THE recent acquisition of Columbus Communications by Cable and Wireless will ensure a place in history for Caribbean people, Columbus said yesterday.
Columbus said: “The next great significant global leap of the 21st century will involve positioning telecommunications and communications technologies to be as vital as the air we breathe. Indeed it is already happening. In 2014, telecommunications and the various platforms are as critical as blood to the veins.
“Consider then a world without telecommunications or worst yet, telecommunications providers with limited capacity. It can put economies on crutches, small business on life support and make the process of communicating as painful as pulling teeth without anaesthetics. Platforms change and emerge, and consumers must decide – demand even – of providers; faster, easier ways to manoeuvre, and connect with each other on a network that can handle capacity and will take people into the modern era. In 2014 and for the foreseeable future that platform will be known as convergence”.
Columbus noted that in the developed world, the second largest telecoms provider Vodafone offers mobile, internet, broadband and cable – quad play, in Europe. In the US, AT&T and Verizon ranked in the top 25 telecoms companies, offer quad play.
It added: “The quad play offering has been elusive in the Caribbean. However the recent acquisition of Columbus Communications by Cable and Wireless Communications, (CWC) will offer convergence on a platform never before seen or experienced in the Caribbean region. The acquisition will also ensure a place in history for the people of the Caribbean with this tectonic merger in regional telecoms.
“Convergence on the merged platform now offers quad play – voice, data, internet and cable to subscribers, taking the Caribbean people in the telecoms world to developed status.

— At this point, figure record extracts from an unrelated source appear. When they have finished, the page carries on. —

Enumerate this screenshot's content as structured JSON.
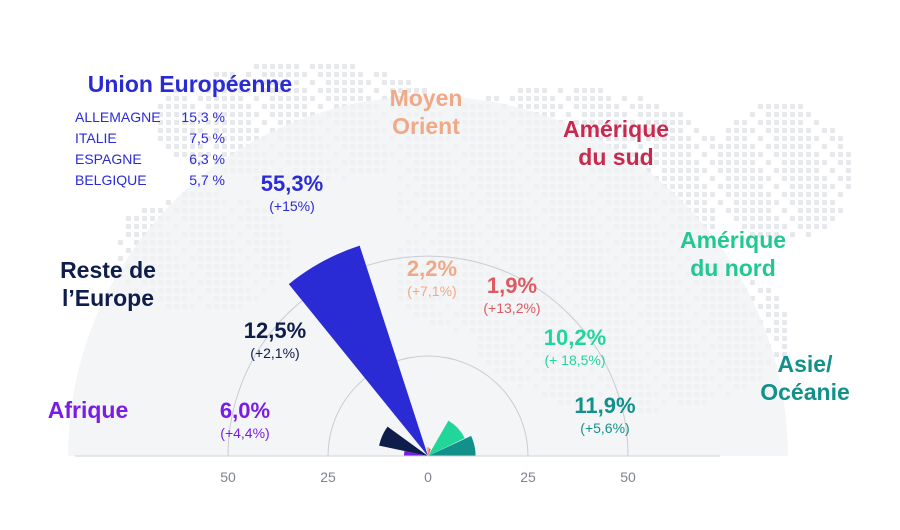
{
  "chart_data": {
    "type": "polar-bar",
    "axis_ticks": [
      "50",
      "25",
      "0",
      "25",
      "50"
    ],
    "axis_range": [
      -50,
      50
    ],
    "rings": [
      25,
      50
    ],
    "regions": [
      {
        "name": "Afrique",
        "value": 6.0,
        "pct_label": "6,0%",
        "change_label": "(+4,4%)",
        "color": "#7b1ce6"
      },
      {
        "name": "Reste de\nl’Europe",
        "value": 12.5,
        "pct_label": "12,5%",
        "change_label": "(+2,1%)",
        "color": "#0f1d4a"
      },
      {
        "name": "Union Européenne",
        "value": 55.3,
        "pct_label": "55,3%",
        "change_label": "(+15%)",
        "color": "#2b2bd6"
      },
      {
        "name": "Moyen\nOrient",
        "value": 2.2,
        "pct_label": "2,2%",
        "change_label": "(+7,1%)",
        "color": "#f0a987"
      },
      {
        "name": "Amérique\ndu sud",
        "value": 1.9,
        "pct_label": "1,9%",
        "change_label": "(+13,2%)",
        "color": "#e05a62"
      },
      {
        "name": "Amérique\ndu nord",
        "value": 10.2,
        "pct_label": "10,2%",
        "change_label": "(+ 18,5%)",
        "color": "#22d69a"
      },
      {
        "name": "Asie/\nOcéanie",
        "value": 11.9,
        "pct_label": "11,9%",
        "change_label": "(+5,6%)",
        "color": "#12918a"
      }
    ],
    "eu_breakdown": [
      {
        "country": "ALLEMAGNE",
        "value": "15,3 %"
      },
      {
        "country": "ITALIE",
        "value": "7,5 %"
      },
      {
        "country": "ESPAGNE",
        "value": "6,3 %"
      },
      {
        "country": "BELGIQUE",
        "value": "5,7 %"
      }
    ]
  },
  "colors": {
    "moyen_orient_text": "#f0a987",
    "amerique_sud_text": "#c8294f",
    "amerique_nord_text": "#22c98f",
    "asie_text": "#12918a",
    "afrique_text": "#7b1ce6",
    "europe_text": "#0f1d4a",
    "ue_text": "#2b2bd6"
  }
}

Certainly the global development indices such as the World Bank, International Telecommunications Union, ITU, ICT Development Index, IDI, and other major benchmarks will positively reflect the move in the coming months. Take for example, that conservative estimates calculate that ICT contributed as much as 90% of the economic growth within a selection of OECD countries in the 1990s. Indeed, the people of the Caribbean stand to make significant gains with the offering of quad play.
“In Jamaica, the people would say ‘Big tings a gwan or yu step up ina life’. Indeed the benefits are massive particularly for the present and future generations. ITU has confirmed that more than 40% of the world’s population is online; broadband is now getting faster and more affordable and a growing number of the world’s population is known as ‘digital natives’ – they only know a world with digital and converged offerings. So quad play will be the new norm for our people.
“Let’s not lose sight either of the immediate benefits of a merger such as this; there is now a larger built infrastructure, extensive network advantages, it brings greater brand value and a wider range of outlay of products and services. These services are truly responsive to the telecoms needs of the Caribbean and will provide the basis for developed world status for the Caribbean as a whole.
“Finally, as the Caribbean looks to compete at the global level, the acquisition should be applauded. It makes the consumer the CEO! Far from fear mongering tactics of and talk of monopolization, global trends have shown that tariff barriers have been removed, deregulation has taken place and the consumer rules. In telecoms across the world there is no clear global monopoly, not with changing technology, capital that can be accessed for investment in infrastructure and the changing needs of consumers. Large or small companies will thrive and survive based on its offerings and its ability to meet the needs of the consumer. In the end, the consumer has the final say whether a telecoms company survives and thrives based on its offerings. The benefits of taking the consumer into developed world status in the Caribbean makes this deal a big win and will truly merge the lives of the Caribbean people on a global scale.”